Ensuite, avec la naissance des États-nations et le développement des universités et écoles en France - mais pas seulement – de nouveaux et nouvelles étudiant-e-s arrivent aussi à Paris, et constituent un public varié.224 La fonction symbolique du séjour est une des explications de cette présence étrangère dans les universités de Paris. Ainsi, en 1934-1935, près de la moitié des étranger-ère-s de l'Est ne sont pas là pour passer des examens dans les Facultés de Lettres françaises, mais pour perfectionner leur connaissance de la langue française, obtenir un simple certificat d'assiduité ou d'inscription, parce que fréquenter la Sorbonne, cela se fait. Il faut ici évoquer le cas particulier des étudiant-e-s juif-ve-s polonais-es pour lesquel-le-s la liberté d'expression correspond à la liberté d'étudier, puisque dès 1919, s'inspirant de l'expérience russe, l'idée de l'instauration d'un numerus clausus circule. Si la loi ne passe pas, la mise en pratique touche vingt-sept facultés sur quarante-deux.225 Aussi, ces étudiant-e-s juif-ve-s polonais-es se dirigent notamment, outre celle de Paris, vers les universités de Strasbourg et Montpellier.

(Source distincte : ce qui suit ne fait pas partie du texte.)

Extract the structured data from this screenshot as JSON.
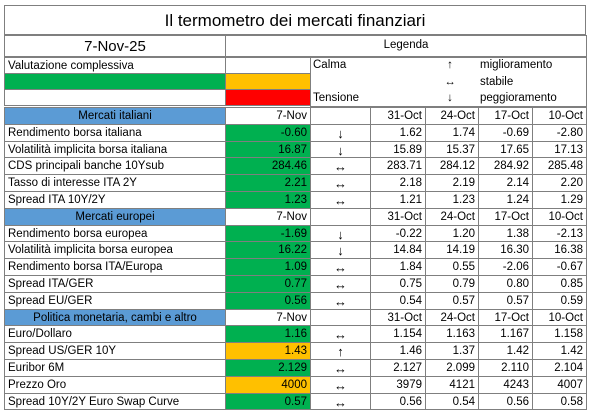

Cependant, il est juste de préciser que pour beaucoup de femmes la fonction symbolique s’efface devant le besoin d’émancipation. Si cela est moins vrai des femmes issues des classes supérieures de la société catholique, cette fonction émancipatrice est primordiale dans les milieux juifs. Pour la mère de l'historien Didier Epelbaum, son départ de sa ville natale de Galicie pour la France en 1929 ou 1930 s'explique ainsi : "La famille voulait arranger un mariage avec un juif très pieux que je n'avais jamais vu. J'ai pris la fuite et j'ai choisi Paris parce que j'ai appris à l'école que c'était le pays de la Liberté et des Droits de l'Homme".226 Il est vrai que dans les familles

222 PREMPAIN Laurence, Les peintres et artistes russes fixés à Paris entre 1900 et 1939. Mémoire de Maîtrise : Histoire : Université Lyon 3 : 1991, p. 5.

223 ISWASZKIEWICZ Jaroslaw, Książka moich wspomnień [Le livre de mes souvenirs]. Cracovie, 1968. Cité par NIEUWAŻNY Andrzej, LAFOREST Christophe, De tout temps amis. Cinq siècles de relations

franco-polonaises. Paris : Nouveau Monde Éditions, 2004, p. 335.

224 KARADY Victor, La migration internationale d'étudiants en Europe, 1890-1940. Actes de la recherche en

sciences sociales, 2002, volume 145, pp. 47-60. Voir aussi MANITAKIS Nicolas, Étudiants étrangers, universités françaises et marché du travail intellectuel (fin du XIXe-années 1930). GUICHARD Éric, NOIRIEL Gérard (dir.), Construction des nationalités et immigration dans la France contemporaine. Paris : Presses de l'École normale supérieure, 1997, pp. 123-153.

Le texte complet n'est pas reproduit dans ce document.